Maddalena Gissi, segretario generale della Cisl Scuola, si mostra scettica: «Si dovrebbe fare in pochi giorni ciò che non si è fatto nei mesi precedenti. Cito però un esempio positivo: l’ospedale Bambin Gesù di Roma ha firmato una convenzione con un istituto comprensivo della capitale grazie alla quale ogni mese tutti gli operatori scolastici effettuano il tampone. Perché non si replica su larga scala questa esperienza che aiuta a contenere la diffusione del contagio? Ma c’è poi un’altra nota dolente – aggiunge la sindacalista – di cui si parla poco: in diverse scuole, soprattutto al Nord, mancano ancora i docenti. Meglio affrontare queste criticità perché il sistema scolastico per funzionare bene ha bisogno di garanzie e di stabilità».

Già, le garanzie. Quelle che chiedono anche i docenti dell’istituto Pascal di Reggio Emilia che hanno preso carta e penna e sono usciti allo scoperto chiedendo «sforzi maggiori nel settore del trasporto pubblico locale, che si è rivelato uno dei talloni d’Achille del sistema, con la sua scarsissima elasticità. Su questi temi, e su altre misure che vadano nella stessa direzione – si chiedono – ci sono già tavoli di lavoro, progetti, studi di fattibilità?».

La risposta è no, perché altrimenti la data del rientro nelle aule, anche se graduale e scaglionato, sarebbe stata già calendarizzata.
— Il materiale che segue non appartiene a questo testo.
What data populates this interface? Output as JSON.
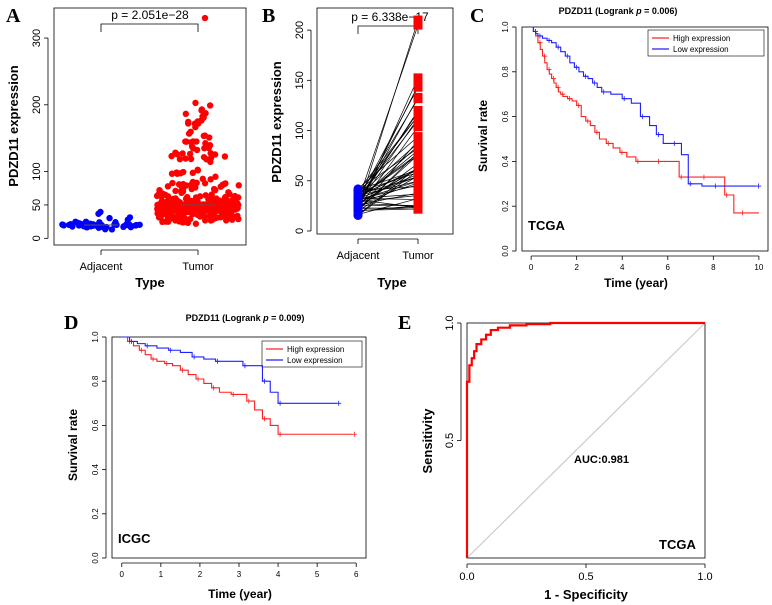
{
  "figure": {
    "panel_labels": [
      "A",
      "B",
      "C",
      "D",
      "E"
    ]
  },
  "chart_data": [
    {
      "panel": "A",
      "type": "scatter",
      "categories": [
        "Adjacent",
        "Tumor"
      ],
      "xlabel": "Type",
      "ylabel": "PDZD11 expression",
      "ylim": [
        -10,
        345
      ],
      "yticks": [
        0,
        50,
        100,
        200,
        300
      ],
      "ytick_labels": [
        "0",
        "50",
        "100",
        "200",
        "300"
      ],
      "annotation": "p = 2.051e−28",
      "series": [
        {
          "name": "Adjacent",
          "color": "#0000ff",
          "median": 20,
          "min": 12,
          "max": 40
        },
        {
          "name": "Tumor",
          "color": "#ff0000",
          "median": 50,
          "min": 20,
          "max": 330
        }
      ]
    },
    {
      "panel": "B",
      "type": "line",
      "categories": [
        "Adjacent",
        "Tumor"
      ],
      "xlabel": "Type",
      "ylabel": "PDZD11 expression",
      "ylim": [
        -3,
        222
      ],
      "yticks": [
        0,
        50,
        100,
        150,
        200
      ],
      "ytick_labels": [
        "0",
        "50",
        "100",
        "150",
        "200"
      ],
      "annotation": "p = 6.338e−17",
      "series": [
        {
          "name": "Adjacent",
          "color": "#0000ff",
          "min": 15,
          "max": 42
        },
        {
          "name": "Tumor",
          "color": "#ff0000",
          "min": 20,
          "max": 210
        }
      ]
    },
    {
      "panel": "C",
      "type": "line",
      "title": "PDZD11 (Logrank p = 0.006)",
      "title_pre": "PDZD11 (Logrank ",
      "title_p": "p",
      "title_post": " = 0.006)",
      "xlabel": "Time (year)",
      "ylabel": "Survival rate",
      "xlim": [
        -0.4,
        10.4
      ],
      "ylim": [
        0,
        1
      ],
      "xticks": [
        0,
        2,
        4,
        6,
        8,
        10
      ],
      "xtick_labels": [
        "0",
        "2",
        "4",
        "6",
        "8",
        "10"
      ],
      "yticks": [
        0,
        0.2,
        0.4,
        0.6,
        0.8,
        1.0
      ],
      "ytick_labels": [
        "0.0",
        "0.2",
        "0.4",
        "0.6",
        "0.8",
        "1.0"
      ],
      "cohort": "TCGA",
      "legend": [
        "High expression",
        "Low expression"
      ],
      "series": [
        {
          "name": "High expression",
          "color": "#ff2020",
          "x": [
            0,
            0.1,
            0.2,
            0.3,
            0.4,
            0.5,
            0.6,
            0.7,
            0.8,
            0.9,
            1.0,
            1.1,
            1.2,
            1.3,
            1.4,
            1.6,
            1.8,
            2.0,
            2.2,
            2.4,
            2.6,
            2.8,
            3.0,
            3.3,
            3.6,
            3.9,
            4.2,
            4.6,
            5.0,
            5.5,
            6.0,
            6.5,
            6.8,
            7.5,
            8.0,
            8.5,
            8.9,
            9.2,
            10
          ],
          "y": [
            1.0,
            0.98,
            0.96,
            0.93,
            0.9,
            0.87,
            0.84,
            0.81,
            0.79,
            0.77,
            0.75,
            0.73,
            0.71,
            0.7,
            0.69,
            0.68,
            0.67,
            0.65,
            0.6,
            0.58,
            0.56,
            0.53,
            0.5,
            0.48,
            0.46,
            0.44,
            0.42,
            0.4,
            0.4,
            0.4,
            0.4,
            0.33,
            0.33,
            0.33,
            0.33,
            0.25,
            0.17,
            0.17,
            0.17
          ]
        },
        {
          "name": "Low expression",
          "color": "#2020ff",
          "x": [
            0,
            0.1,
            0.2,
            0.3,
            0.5,
            0.7,
            0.9,
            1.1,
            1.3,
            1.5,
            1.7,
            1.9,
            2.1,
            2.3,
            2.5,
            2.7,
            2.9,
            3.1,
            3.5,
            4.0,
            4.4,
            4.8,
            5.2,
            5.5,
            5.8,
            6.2,
            6.6,
            6.9,
            7.5,
            8.0,
            9.0,
            9.9
          ],
          "y": [
            1.0,
            0.98,
            0.97,
            0.96,
            0.95,
            0.94,
            0.93,
            0.91,
            0.89,
            0.87,
            0.84,
            0.82,
            0.8,
            0.78,
            0.77,
            0.75,
            0.73,
            0.71,
            0.7,
            0.68,
            0.66,
            0.6,
            0.56,
            0.52,
            0.48,
            0.48,
            0.43,
            0.3,
            0.29,
            0.29,
            0.29,
            0.29
          ]
        }
      ]
    },
    {
      "panel": "D",
      "type": "line",
      "title": "PDZD11 (Logrank p = 0.009)",
      "title_pre": "PDZD11 (Logrank ",
      "title_p": "p",
      "title_post": " = 0.009)",
      "xlabel": "Time (year)",
      "ylabel": "Survival rate",
      "xlim": [
        -0.25,
        6.25
      ],
      "ylim": [
        0,
        1
      ],
      "xticks": [
        0,
        1,
        2,
        3,
        4,
        5,
        6
      ],
      "xtick_labels": [
        "0",
        "1",
        "2",
        "3",
        "4",
        "5",
        "6"
      ],
      "yticks": [
        0,
        0.2,
        0.4,
        0.6,
        0.8,
        1.0
      ],
      "ytick_labels": [
        "0.0",
        "0.2",
        "0.4",
        "0.6",
        "0.8",
        "1.0"
      ],
      "cohort": "ICGC",
      "legend": [
        "High expression",
        "Low expression"
      ],
      "series": [
        {
          "name": "High expression",
          "color": "#ff2020",
          "x": [
            0,
            0.15,
            0.3,
            0.45,
            0.6,
            0.75,
            0.9,
            1.1,
            1.3,
            1.5,
            1.7,
            1.9,
            2.1,
            2.3,
            2.5,
            2.8,
            3.0,
            3.2,
            3.4,
            3.6,
            3.8,
            4.0,
            5.0,
            5.9
          ],
          "y": [
            1.0,
            0.98,
            0.96,
            0.94,
            0.92,
            0.9,
            0.89,
            0.88,
            0.87,
            0.85,
            0.83,
            0.81,
            0.79,
            0.77,
            0.75,
            0.74,
            0.74,
            0.71,
            0.67,
            0.63,
            0.6,
            0.56,
            0.56,
            0.56
          ]
        },
        {
          "name": "Low expression",
          "color": "#2020ff",
          "x": [
            0,
            0.2,
            0.4,
            0.6,
            0.9,
            1.2,
            1.5,
            1.8,
            2.1,
            2.4,
            2.8,
            3.1,
            3.4,
            3.6,
            3.8,
            4.0,
            5.0,
            5.5
          ],
          "y": [
            1.0,
            0.98,
            0.97,
            0.96,
            0.95,
            0.94,
            0.93,
            0.91,
            0.9,
            0.89,
            0.89,
            0.87,
            0.87,
            0.8,
            0.75,
            0.7,
            0.7,
            0.7
          ]
        }
      ]
    },
    {
      "panel": "E",
      "type": "line",
      "xlabel": "1 - Specificity",
      "ylabel": "Sensitivity",
      "xlim": [
        0,
        1
      ],
      "ylim": [
        0,
        1
      ],
      "xticks": [
        0,
        0.5,
        1.0
      ],
      "xtick_labels": [
        "0.0",
        "0.5",
        "1.0"
      ],
      "yticks": [
        0.5,
        1.0
      ],
      "ytick_labels": [
        "0.5",
        "1.0"
      ],
      "annotation": "AUC:0.981",
      "cohort": "TCGA",
      "series": [
        {
          "name": "ROC",
          "color": "#ff0000",
          "x": [
            0,
            0,
            0.01,
            0.01,
            0.02,
            0.02,
            0.03,
            0.03,
            0.04,
            0.04,
            0.06,
            0.06,
            0.08,
            0.08,
            0.1,
            0.1,
            0.13,
            0.13,
            0.18,
            0.18,
            0.25,
            0.25,
            0.35,
            0.35,
            1.0
          ],
          "y": [
            0,
            0.75,
            0.75,
            0.82,
            0.82,
            0.85,
            0.85,
            0.88,
            0.88,
            0.91,
            0.91,
            0.93,
            0.93,
            0.95,
            0.95,
            0.97,
            0.97,
            0.98,
            0.98,
            0.99,
            0.99,
            0.995,
            0.995,
            1.0,
            1.0
          ]
        },
        {
          "name": "reference",
          "color": "#cccccc",
          "x": [
            0,
            1
          ],
          "y": [
            0,
            1
          ]
        }
      ]
    }
  ]
}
Intanto iniziative ed eventi simbolici si moltiplicano in tutta Italia per dire che la scuola vera è quella in presenza e che la didattica digitale è solo uno strumento per affrontare questa fase di emergenza.

A Milano, professori e studenti del liceo scientifico Bottoni si sono ritrovati nel cortile dell’istituto per fare lezione, alla presenza della preside Giovanna Mezzatesta e di alcuni genitori degli stessi ragazzi.

Il sindaco Beppe Sala spera nella riapertura, anche solo per pochi giorni prima della pausa natalizia, ma Marino Faccini, direttore delle Malattie Infettive di Ats Milano Città Metropolitana, predica prudenza: dipendesse da lui si tornerebbe in classe a gennaio, numeri del contagio permettendo.

Tra tante speranze e pochissime certezze, emerge un dato oggettivo: quando tutto sarà finito, le algide statistiche racconteranno dell’Italia come il paese europeo, tra quelli che contano, che ha lasciato a casa gli studenti più a lungo degli altri.

Dieci giorni in più o in meno non cambierebbero lo stato delle cose.